As the IT industry works with federal lawmakers to respond to a spate of sophisticated attacks against the U.S., a report from the Ponemon Institute shows nearly 80% of security professionals consider threat data essential to maintaining a strong cybersecurity posture.
More than 70% of security professionals said threat data helps generate unique data to improve security, while 63% said the data helps block potential threats, according to the report, which surveyed 1,025 security professionals in the U.S. and U.K. However, 56% of respondents said threat data is often too voluminous and complex to offer timely and actionable intelligence.
Each organization surveyed by Ponemon faced an average of 28 cyberattacks over the last two years. About 38% of the attacks were not stopped because the organizations lacked timely and actionable intelligence.
The report follows two historic nation-state attacks, including the SolarWinds attack that impacted thousands of U.S. companies and at least nine federal agencies in 2020 and the subsequent attack on Microsoft Exchange Server.
Top industry executives from Microsoft, SolarWinds, FireEye and other firms have been working with lawmakers, following high-profile Congressional hearings, on how the IT and cybersecurity industry can help facilitate more intelligence sharing and public-private collaboration in order to mitigate the next nation-state level attack against the U.S.

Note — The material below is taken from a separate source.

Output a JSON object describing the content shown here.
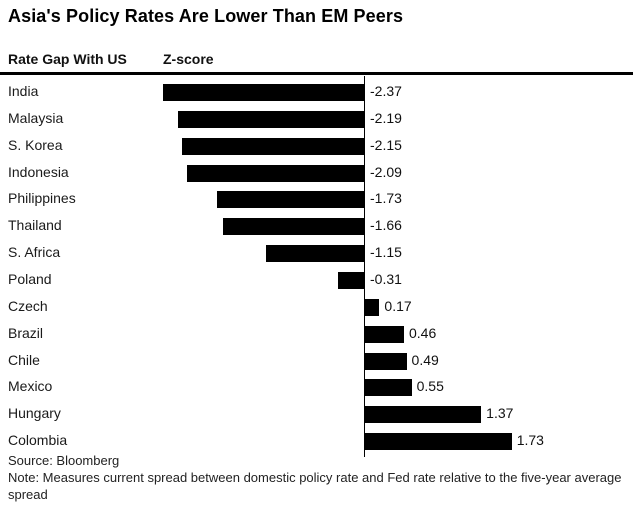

The report confirmed that while threat intelligence often enhances the ability to detect potential incidents, many threat feeds are far too voluminous to create timely and actionable intelligence, according to Michael Kaczmarek, vice president of security product management at Neustar, which sponsored the study.
"For intelligence to be of value, it has to be either contextual, actionable or both," he said. "It has to be relevant to the need and to the organization."
Intelligence sharing currently takes place within various cybersecurity organizations called Information Sharing and Analysis Centers, including the Financial Service Information Sharing and Analysis Center [FS-ISAC], the Media + Entertainment ISAC [ME-ISAC] and others.
However the SolarWinds hearings uncovered a lack of information sharing that critics say was not immediately conveyed to other companies in the industry, who later found out they had been impacted by SolarWinds threat actors.
"If you're looking at threat feeds you get a ton of noise," said Bob Maley, chief security officer at Black Kite. "Understanding what signal inside that noise deserves your attention . . . that's the challenging part."
One of the goals of the intelligence sharing effort is to get information to companies before they've been compromised.
"There is little debate that verified, quality threat intelligence is extremely powerful in real time and retrospective analysis," Charles Herring, co-founder and CTO at WitFoo said via email. "The problem is you have to go over a lot of string to find these pearls."
Many vendors fear legal and brand damage if they share information in real time, Herring said, and further concerns about law enforcement subpoenas that would compel additional data sharing that could open up further legal risk.